I make fun of Florida a lot. I was born here and I’ve lived here all my life. It’s quite a strange place to live, to be honest, if you don’t know anything about it outside of your occasional trip down to Disney World (or any of the other theme parks) or to Sanibel Island for the nice beaches. Although, if you watch the news enough, you might know something about how often people get murdered too. The perpetual heat makes people do crazy things, I think. I also live in one of the most popular counties (and attended one of the most overcrowded universities), so it is the very definition of hot and crowded.

Karen Russell, author of Swamplandia!, often uses Florida as fodder for her fiction, spinning it into her own mythology and an eccentric ensemble of characters. I write about it sometimes too. I write about neighbors and neighborhoods a lot, and hurricane parties. I remember writing a short story once about a gated community where the neighbors all gather outside after a hurricane has passed them over.

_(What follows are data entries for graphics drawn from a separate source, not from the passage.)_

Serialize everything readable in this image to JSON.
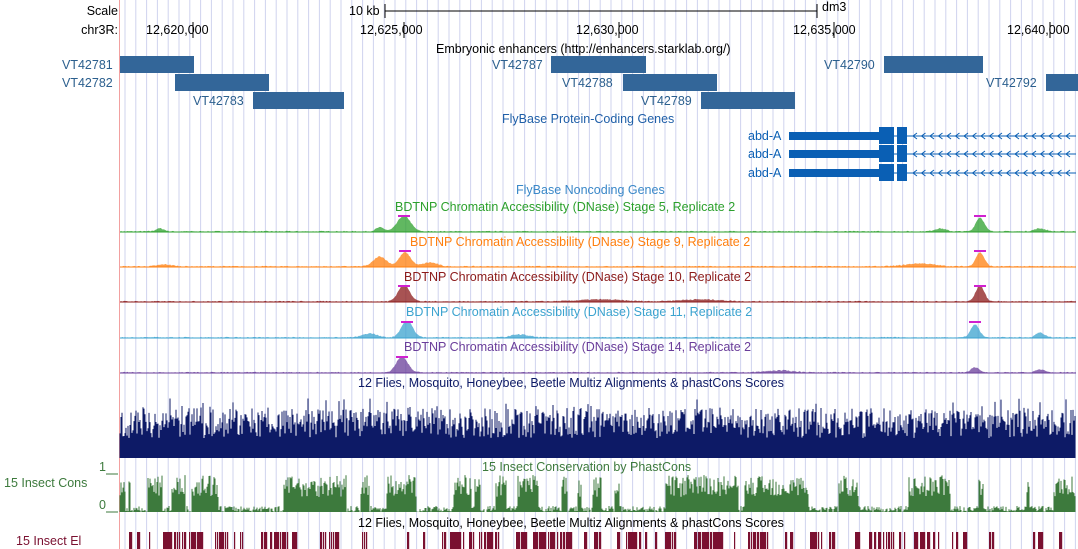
{
  "header": {
    "scale_label": "Scale",
    "scale_bar_label": "10 kb",
    "assembly": "dm3",
    "chrom_label": "chr3R:",
    "positions": [
      "12,620,000",
      "12,625,000",
      "12,630,000",
      "12,635,000",
      "12,640,000"
    ]
  },
  "tracks": {
    "enhancers_title": "Embryonic enhancers (http://enhancers.starklab.org/)",
    "enhancers": [
      {
        "name": "VT42781"
      },
      {
        "name": "VT42782"
      },
      {
        "name": "VT42783"
      },
      {
        "name": "VT42787"
      },
      {
        "name": "VT42788"
      },
      {
        "name": "VT42789"
      },
      {
        "name": "VT42790"
      },
      {
        "name": "VT42792"
      }
    ],
    "protein_coding_title": "FlyBase Protein-Coding Genes",
    "genes": [
      "abd-A",
      "abd-A",
      "abd-A"
    ],
    "noncoding_title": "FlyBase Noncoding Genes",
    "dnase": [
      {
        "title": "BDTNP Chromatin Accessibility (DNase) Stage 5, Replicate 2",
        "color": "#2ca02c"
      },
      {
        "title": "BDTNP Chromatin Accessibility (DNase) Stage 9, Replicate 2",
        "color": "#ff7f0e"
      },
      {
        "title": "BDTNP Chromatin Accessibility (DNase) Stage 10, Replicate 2",
        "color": "#8b1a1a"
      },
      {
        "title": "BDTNP Chromatin Accessibility (DNase) Stage 11, Replicate 2",
        "color": "#3ba3cf"
      },
      {
        "title": "BDTNP Chromatin Accessibility (DNase) Stage 14, Replicate 2",
        "color": "#6a3d9a"
      }
    ],
    "multiz_title": "12 Flies, Mosquito, Honeybee, Beetle Multiz Alignments & phastCons Scores",
    "phastcons_title": "15 Insect Conservation by PhastCons",
    "cons_label": "15 Insect Cons",
    "cons_max": "1",
    "cons_min": "0",
    "multiz_title_2": "12 Flies, Mosquito, Honeybee, Beetle Multiz Alignments & phastCons Scores",
    "elements_label": "15 Insect El"
  },
  "colors": {
    "enhancer": "#336699",
    "gene": "#0a5fb4",
    "multiz": "#0d1a66",
    "cons": "#3d7a3d",
    "elements": "#7a1030",
    "grid": "#cfd3ee",
    "left_border": "#f2a0a0"
  }
}
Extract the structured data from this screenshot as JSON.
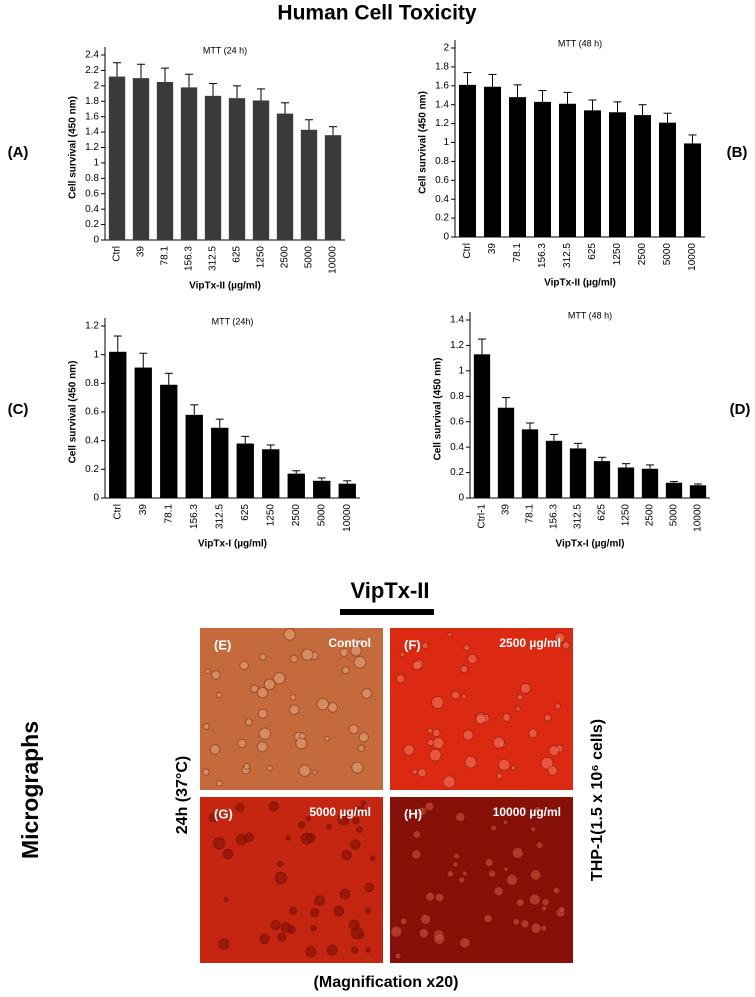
{
  "title": "Human Cell Toxicity",
  "chart_data": [
    {
      "type": "bar",
      "label": "(A)",
      "title": "MTT  (24 h)",
      "y_label": "Cell survival (450 nm)",
      "x_label": "VipTx-II (µg/ml)",
      "categories": [
        "Ctrl",
        "39",
        "78.1",
        "156.3",
        "312.5",
        "625",
        "1250",
        "2500",
        "5000",
        "10000"
      ],
      "values": [
        2.12,
        2.1,
        2.05,
        1.98,
        1.87,
        1.84,
        1.81,
        1.64,
        1.43,
        1.36
      ],
      "errors": [
        0.18,
        0.18,
        0.18,
        0.17,
        0.16,
        0.16,
        0.15,
        0.14,
        0.13,
        0.11
      ],
      "color": "#3a3a3a",
      "ylim": [
        0,
        2.4
      ],
      "yticks": [
        0,
        0.2,
        0.4,
        0.6,
        0.8,
        1,
        1.2,
        1.4,
        1.6,
        1.8,
        2,
        2.2,
        2.4
      ]
    },
    {
      "type": "bar",
      "label": "(B)",
      "title": "MTT  (48 h)",
      "y_label": "Cell survival (450 nm)",
      "x_label": "VipTx-II (µg/ml)",
      "categories": [
        "Ctrl",
        "39",
        "78.1",
        "156.3",
        "312.5",
        "625",
        "1250",
        "2500",
        "5000",
        "10000"
      ],
      "values": [
        1.61,
        1.59,
        1.48,
        1.43,
        1.41,
        1.34,
        1.32,
        1.29,
        1.21,
        0.99
      ],
      "errors": [
        0.13,
        0.13,
        0.13,
        0.12,
        0.12,
        0.11,
        0.11,
        0.11,
        0.1,
        0.09
      ],
      "color": "#000000",
      "ylim": [
        0,
        2
      ],
      "yticks": [
        0,
        0.2,
        0.4,
        0.6,
        0.8,
        1,
        1.2,
        1.4,
        1.6,
        1.8,
        2
      ]
    },
    {
      "type": "bar",
      "label": "(C)",
      "title": "MTT  (24h)",
      "y_label": "Cell survival (450 nm)",
      "x_label": "VipTx-I (µg/ml)",
      "categories": [
        "Ctrl",
        "39",
        "78.1",
        "156.3",
        "312.5",
        "625",
        "1250",
        "2500",
        "5000",
        "10000"
      ],
      "values": [
        1.02,
        0.91,
        0.79,
        0.58,
        0.49,
        0.38,
        0.34,
        0.17,
        0.12,
        0.1
      ],
      "errors": [
        0.11,
        0.1,
        0.08,
        0.07,
        0.06,
        0.05,
        0.03,
        0.02,
        0.02,
        0.02
      ],
      "color": "#000000",
      "ylim": [
        0,
        1.2
      ],
      "yticks": [
        0,
        0.2,
        0.4,
        0.6,
        0.8,
        1,
        1.2
      ]
    },
    {
      "type": "bar",
      "label": "(D)",
      "title": "MTT  (48 h)",
      "y_label": "Cell survival (450 nm)",
      "x_label": "VipTx-I (µg/ml)",
      "categories": [
        "Ctrl-1",
        "39",
        "78.1",
        "156.3",
        "312.5",
        "625",
        "1250",
        "2500",
        "5000",
        "10000"
      ],
      "values": [
        1.13,
        0.71,
        0.54,
        0.45,
        0.39,
        0.29,
        0.24,
        0.23,
        0.12,
        0.1
      ],
      "errors": [
        0.12,
        0.08,
        0.05,
        0.05,
        0.04,
        0.03,
        0.03,
        0.03,
        0.01,
        0.01
      ],
      "color": "#000000",
      "ylim": [
        0,
        1.4
      ],
      "yticks": [
        0,
        0.2,
        0.4,
        0.6,
        0.8,
        1,
        1.2,
        1.4
      ]
    }
  ],
  "micrographs": {
    "heading": "VipTx-II",
    "side_label": "Micrographs",
    "time_label": "24h (37°C)",
    "cell_label": "THP-1(1.5 x 10⁶ cells)",
    "panels": [
      {
        "label": "(E)",
        "caption": "Control"
      },
      {
        "label": "(F)",
        "caption": "2500 µg/ml"
      },
      {
        "label": "(G)",
        "caption": "5000 µg/ml"
      },
      {
        "label": "(H)",
        "caption": "10000 µg/ml"
      }
    ],
    "magnification": "(Magnification x20)"
  }
}
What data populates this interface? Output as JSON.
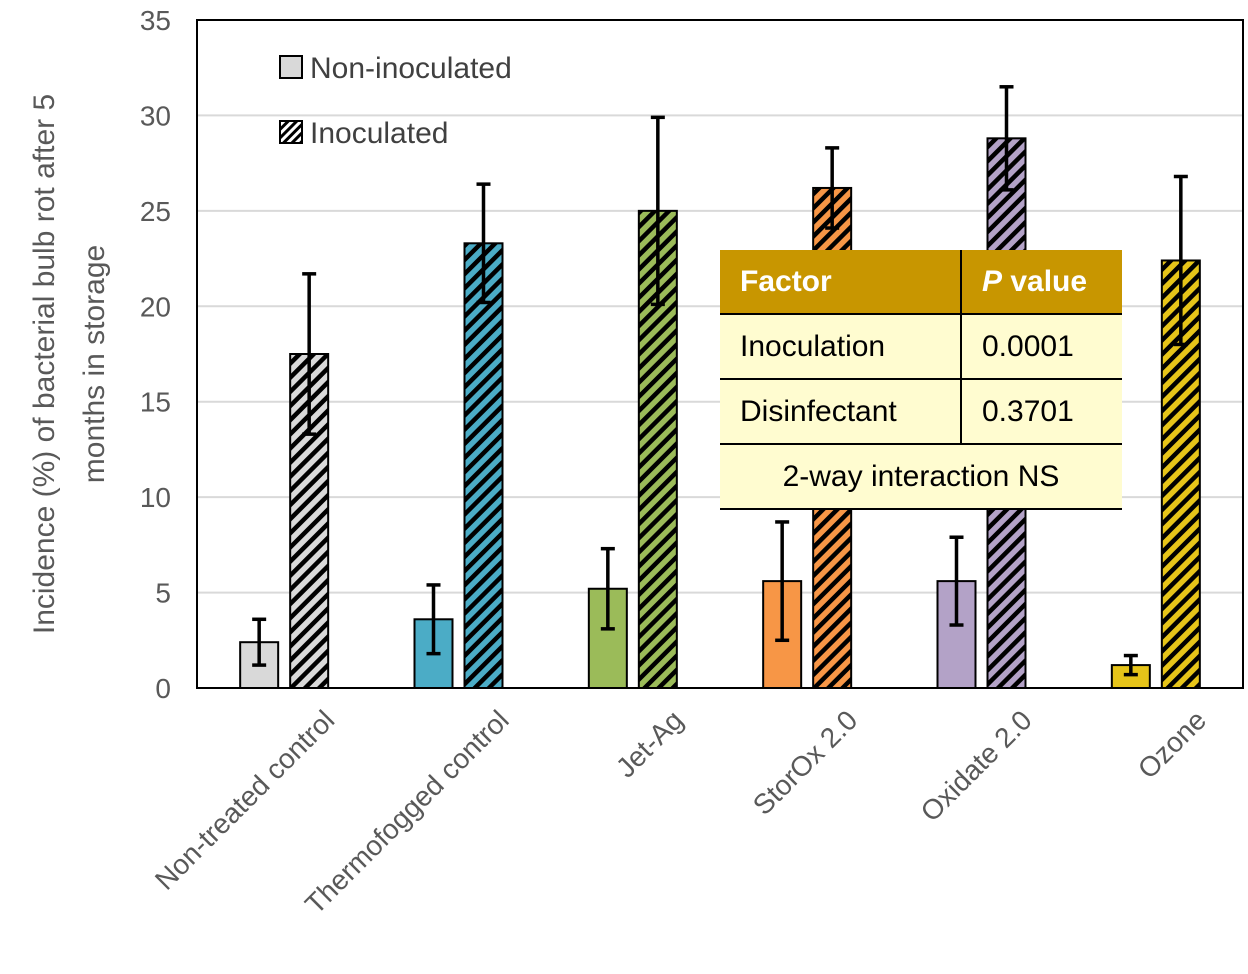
{
  "chart_data": {
    "type": "bar",
    "title": "",
    "xlabel": "",
    "ylabel_lines": [
      "Incidence (%) of bacterial bulb rot after 5",
      "months in storage"
    ],
    "ylim": [
      0,
      35
    ],
    "yticks": [
      0,
      5,
      10,
      15,
      20,
      25,
      30,
      35
    ],
    "grid": true,
    "legend_position": "top-left",
    "categories": [
      "Non-treated control",
      "Thermofogged control",
      "Jet-Ag",
      "StorOx 2.0",
      "Oxidate 2.0",
      "Ozone"
    ],
    "category_colors": [
      "#d9d9d9",
      "#4bacc6",
      "#9bbb59",
      "#f79646",
      "#b3a2c7",
      "#e6c419"
    ],
    "series": [
      {
        "name": "Non-inoculated",
        "pattern": "solid",
        "values": [
          2.4,
          3.6,
          5.2,
          5.6,
          5.6,
          1.2
        ],
        "errors": [
          1.2,
          1.8,
          2.1,
          3.1,
          2.3,
          0.5
        ]
      },
      {
        "name": "Inoculated",
        "pattern": "diagonal-hatch",
        "values": [
          17.5,
          23.3,
          25.0,
          26.2,
          28.8,
          22.4
        ],
        "errors": [
          4.2,
          3.1,
          4.9,
          2.1,
          2.7,
          4.4
        ]
      }
    ]
  },
  "stats_table": {
    "header": {
      "factor": "Factor",
      "p_italic": "P",
      "p_rest": " value"
    },
    "rows": [
      {
        "factor": "Inoculation",
        "p": "0.0001"
      },
      {
        "factor": "Disinfectant",
        "p": "0.3701"
      }
    ],
    "footer": "2-way interaction NS"
  },
  "colors": {
    "header_bg": "#c89600",
    "table_bg": "#fffcd0",
    "grid": "#d9d9d9",
    "axis": "#000000"
  }
}
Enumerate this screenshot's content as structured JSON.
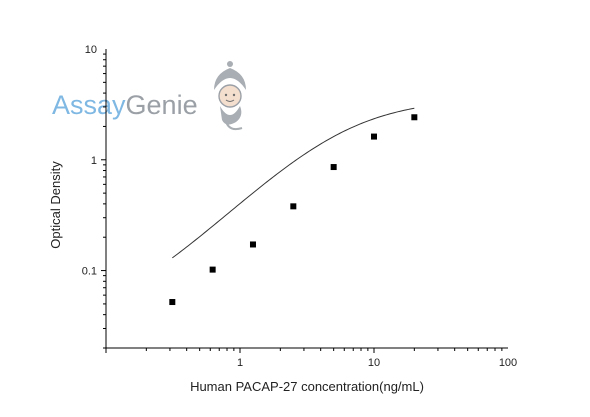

That’s one unique experience that I’ve lived through quite a few times. It’s an interesting experience seeing all the people gather into the streets – sometimes people you hardly know at all – and sit down together to share some lunch, games, and conversation.

Other than that, I write about escape too. I think about leaving. Really, there isn’t much here to see besides all the housing communities, shopping plazas, and miles and miles of sprawl. I sometimes wonder how things would’ve been different if I grew up in a city in New York instead, which is where my parents are from. How different it is there. I wonder if I would’ve grown up into a writer at all. I say this because, as a child, boredom and an overactive imagination were a potent combination, and Florida – despite how much I pick it apart – has proven to be the perfect place to grow something like that. New York would’ve made the process almost too easy, maybe, for something like that to happen. Maybe all the color and culture would’ve been too much – there would’ve been less reason for me to write as a kid because the stories would be happening to me instead of me having to make them up for myself.

Edit: I received a comment about this post elsewhere discussing how I was implying that people who come from the city are more likely to have a weak imagination, which is obviously not true. Plenty of great writers come from such environments and I didn’t mean to insinuate that. This post is more speculation about my own personal trajectory.